Przejdź do głównych treściPrzejdź do wyszukiwarkiPrzejdź do głównego menu
środa, 22 stycznia 2025 20:11
Reklama
Reklama

Polak, Węgier dwa bratanki...

W dniach 29 .10 – 01. 11. 2011 roku odbył się w Nagykoros na Węgrzech Międzynarodowy Turniej Koszykówki „Pityke Cup”. Wzięła w nim udział grupa tomaszowskich koszykarek, reprezentujących IUKS Lider, działający przy Szkole Podstawowej numer 14 w Tomaszowie Mazowieckim.

 

W koszykarskich zmaganiach udział wzięło w sumie 46 ekip z Czech, Słowacji, Serbii, Polski, Rumunii, Włoch,  i Węgier. Podczas uroczystości otwarcia nasze zawodniczki przekazały ekipom zagranicznym oraz gospodarzom zestawy materiałów promujących  Tomaszów i Powiat Tomaszowski. -Dziewczęta wystartowały w turnieju w grupie z o rok starszymi zawodniczkami - mówi trener Sławomir Żegota. - Nie odniosły sukcesu, ale dostały cenną sportową lekcję, z której wyciągnięte wnioski będą owocować dobrą grą w przyszłości. Każda z nich wróciła do Polski zadowolona i bogatsza w doświadczenia koszykarskie pomimo skromnych trofeów.

 

Po drodze na Węgry nasze koszykarki miały okazję odwiedzić Wisłę,  niegdyś największą wieś w Polsce, a dziś piękną, malowniczą miejscowość, stolicę Beskidu Śląskiego.

 

- W Wiśle Malince oglądałyśmy skocznię narciarską im. Adama Małysza - opowiada Agnieszka Wróbel, uczennica klasy VIb.-  Traf chciał,  że mogłyśmy oglądać trening skoczków reprezentacji Słowenii. Skoki Słoweńców robiły wrażenie szczególnie, te które wykonywał Robert Kranjec. Zwiedziliśmy centrum Wisły i muzeum Adama Małysza, gdzie znajduje się jego figura zrobiona z białej czekolady.

 

Sławomir Żegota podkreśla, że wyjazdy na zagraniczne turnieje, jakie organizuje dla swoich podopiecznych mają nie tylko sprawdzenie umiejętności sportowych ale przede mają dawać możliwość poznawania kultury i zwyczajów panujących w innych krajach Europy. - Dzieci mają okazję pozwiedzać i zawrzeć nowe znajomości.
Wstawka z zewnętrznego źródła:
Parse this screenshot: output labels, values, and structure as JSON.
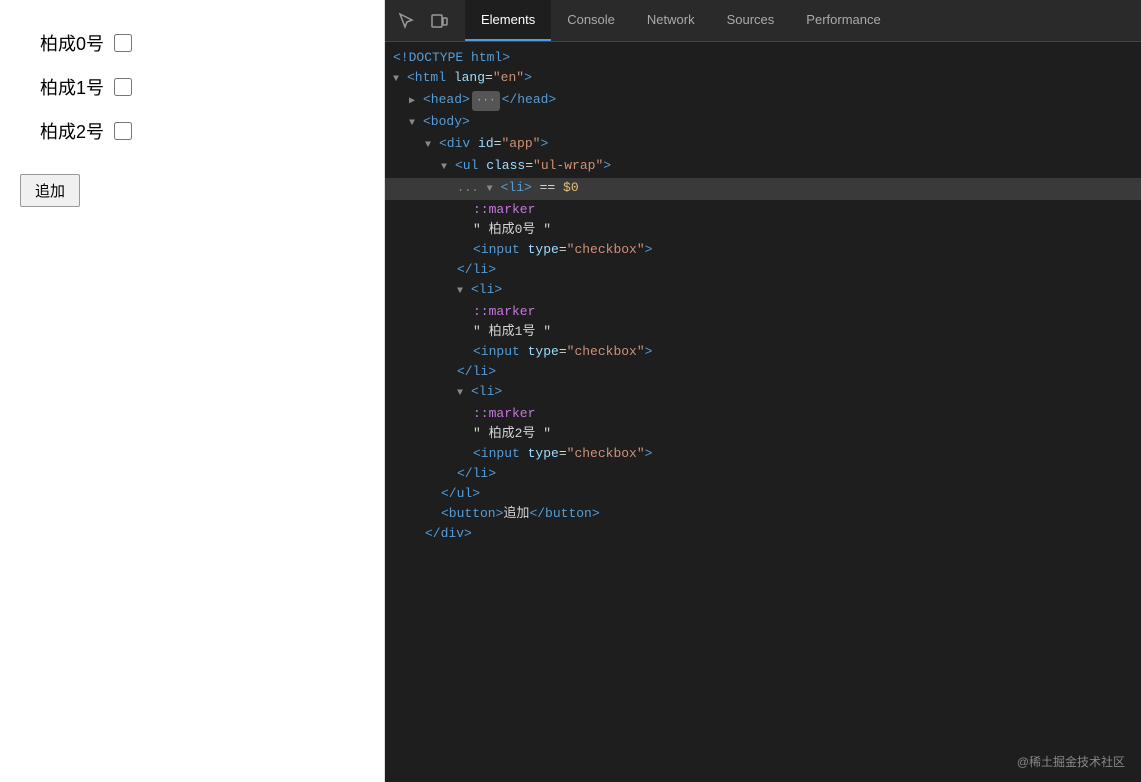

Mogą zobaczyć też, że mimo przynależności poszczególnych krajów do Unii Europejskiej zachowują one swój niepowtarzalny charakter, kulturę i zwyczaje.

 

W czasie wyjazdu na Węgry warto poznać także niezwykle smaczną i oczywiście pikantną węgierską kuchnię, która przypadła do gustu polskiej ekipie. - Hitem była smaczna, ostra zupa gulaszowa, którą zajadali się wszystkie koszykarki i koszykarze -  ­mówią wesoło„Liderki”.

 

Dziewczyny z 14-tki zwiedziły też stolicę Węgier. - Uznaliśmy, że w Budapeszcie warto dzieciom pokazać Most Łańcuchowy, Zamek Królewski, Park Miejski, budynek Parlamentu Węgierskiego. Ze wzgórza Gellerta podziwiały też malowniczą panoramę całego miasta. Atrakcją pobytu na Węgrzech była również kąpiel w ciepłych, 40 stopniowych  wodach w dużym kompleksie Parku Wód Termalnych w Cegled.

 

- Jesteśmy bardzo zadowolone z wyjazdu, bo poza doświadczeniami sportowymi i turystycznymi miałyśmy możliwość z koleżankami podszlifować nasze umiejętności językowe -  mówi Agnieszka. - Nawiązałyśmy nowe przyjaźnie z koleżankami z ekip Węgier, Słowacji i Włoch. 

 

 


Podziel się
Oceń

Napisz komentarz

Komentarze

Liderka 222 08.11.2011 22:18
A jednak te wyjazdy zagraniczne dają dużo frajdy ...:))

aaa 08.11.2011 09:25
Koszykówka w Liderze to fantastyczna przygoda, dużo wysiłku, wiele sukcesów i niezapomniane wyjazdy (nie tylko te zagraniczne;))

V.M 07.11.2011 19:47
Niezapomniane dresiaki. Ja miałam zaszczyt go nosić 10 lat temu:) a odziedziczyłyśmy je po starszych koleżankach. Ale mają swój urok;)

Fan #1 07.11.2011 18:01
No,no szczerze powiem , że nasze dziewczynki walczyły z Żyrardowem jak równy z równym ... Przegrały zaledwie 20 punktami . W następnym roku szykuje się mistrzostwo polski ;]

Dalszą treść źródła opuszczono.